Department of Earth System Science, UCI
Correlating tropospheric column ozone with tropopause folds: the Aura-OMI satellite data
- Author(s): Tang, Q.
- Prather, M. J
- et al.
Published Web Locationhttps://doi.org/10.5194/acp-10-9681-2010
The geographic and temporal variations in tropospheric and stratospheric ozone columns from individual swath measurements of the Ozone Monitoring Instrument (OMI), on the NASA Aura spacecraft, are reasonably well simulated by the University of California, Irvine (UCI) chemistry transport model (CTM) using 1°×1°×40-layer meteorological fields for the year 2005. From the CTM we find that high-frequency spatial variations in tropospheric column ozone (TCO), including around the jet streams, are not generally correlated with variations in stratospheric ozone column, but instead are collocated with folding events involving stratospheric-origin, high-ozone layers below the tropopause. The CTM fold events are verified in many cases with available ozone sondes. Using the OMI Level 2 profiles, and defining tropopause height from our CTM using the European Centre for Medium-Range Weather Forecasts (ECMWF) fields, we find that most of the variations in TCO near CTM folding events are also not correlated with those in stratospheric ozone column. A large fraction of the OMI TCO variance is accurately simulated by the CTM where the variance is significant, especially along the subtropical jets. The absolute tropospheric columns from OMI and CTM agree swath-by-swath, pixel-by-pixel within ±5 Dobson Units (DU) for most cases. Notable exceptions are in the tropics where neither the high ozone from biomass burning nor the low ozone in the convergence zones over the Pacific is found in the OMI observations, because of OMI's insensitivity to the lower troposphere.
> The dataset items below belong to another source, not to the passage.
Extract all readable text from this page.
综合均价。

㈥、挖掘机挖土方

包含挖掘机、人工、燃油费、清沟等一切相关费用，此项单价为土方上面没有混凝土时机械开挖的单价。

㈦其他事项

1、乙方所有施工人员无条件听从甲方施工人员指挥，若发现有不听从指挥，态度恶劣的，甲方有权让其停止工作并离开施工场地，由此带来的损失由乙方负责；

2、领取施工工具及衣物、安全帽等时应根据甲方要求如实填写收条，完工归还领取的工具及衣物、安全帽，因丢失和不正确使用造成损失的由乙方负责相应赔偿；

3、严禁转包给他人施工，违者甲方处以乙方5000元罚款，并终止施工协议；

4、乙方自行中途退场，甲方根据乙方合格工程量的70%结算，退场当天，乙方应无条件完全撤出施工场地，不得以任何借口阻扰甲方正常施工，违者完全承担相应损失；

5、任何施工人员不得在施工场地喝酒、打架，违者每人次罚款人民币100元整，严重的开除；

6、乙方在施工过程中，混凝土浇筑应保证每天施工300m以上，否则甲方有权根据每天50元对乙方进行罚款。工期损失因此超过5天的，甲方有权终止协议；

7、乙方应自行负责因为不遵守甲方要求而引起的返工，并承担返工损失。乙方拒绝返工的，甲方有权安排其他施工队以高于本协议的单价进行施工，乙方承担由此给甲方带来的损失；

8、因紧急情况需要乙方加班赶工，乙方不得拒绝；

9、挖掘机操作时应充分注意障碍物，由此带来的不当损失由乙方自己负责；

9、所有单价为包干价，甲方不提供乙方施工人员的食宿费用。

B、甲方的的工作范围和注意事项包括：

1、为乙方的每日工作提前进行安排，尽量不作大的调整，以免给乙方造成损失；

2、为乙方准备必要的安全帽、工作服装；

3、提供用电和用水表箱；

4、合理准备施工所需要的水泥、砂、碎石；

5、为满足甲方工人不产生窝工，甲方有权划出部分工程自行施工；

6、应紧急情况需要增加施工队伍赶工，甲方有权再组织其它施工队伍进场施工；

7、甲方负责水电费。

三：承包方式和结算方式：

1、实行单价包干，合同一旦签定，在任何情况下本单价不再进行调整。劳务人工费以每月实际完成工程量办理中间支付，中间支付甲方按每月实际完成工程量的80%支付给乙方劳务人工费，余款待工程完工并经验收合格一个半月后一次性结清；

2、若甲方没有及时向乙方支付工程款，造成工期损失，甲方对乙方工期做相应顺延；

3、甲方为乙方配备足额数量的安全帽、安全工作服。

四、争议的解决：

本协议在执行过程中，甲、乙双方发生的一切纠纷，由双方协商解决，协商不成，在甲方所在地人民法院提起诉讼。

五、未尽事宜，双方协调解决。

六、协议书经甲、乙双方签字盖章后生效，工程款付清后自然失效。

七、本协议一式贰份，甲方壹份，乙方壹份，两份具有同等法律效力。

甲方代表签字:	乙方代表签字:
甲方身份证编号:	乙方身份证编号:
Another difference is identified with the OMI profiles near the southern subtropical jet. The CTM has a high bias in stratospheric column outside the tropics, due to problems previously identified with the stratospheric circulation in the 40-layer meteorological fields. Overall, we identify ozone folds with short-lived features in TCO that have scales of a few hundred kilometres as observed by OMI.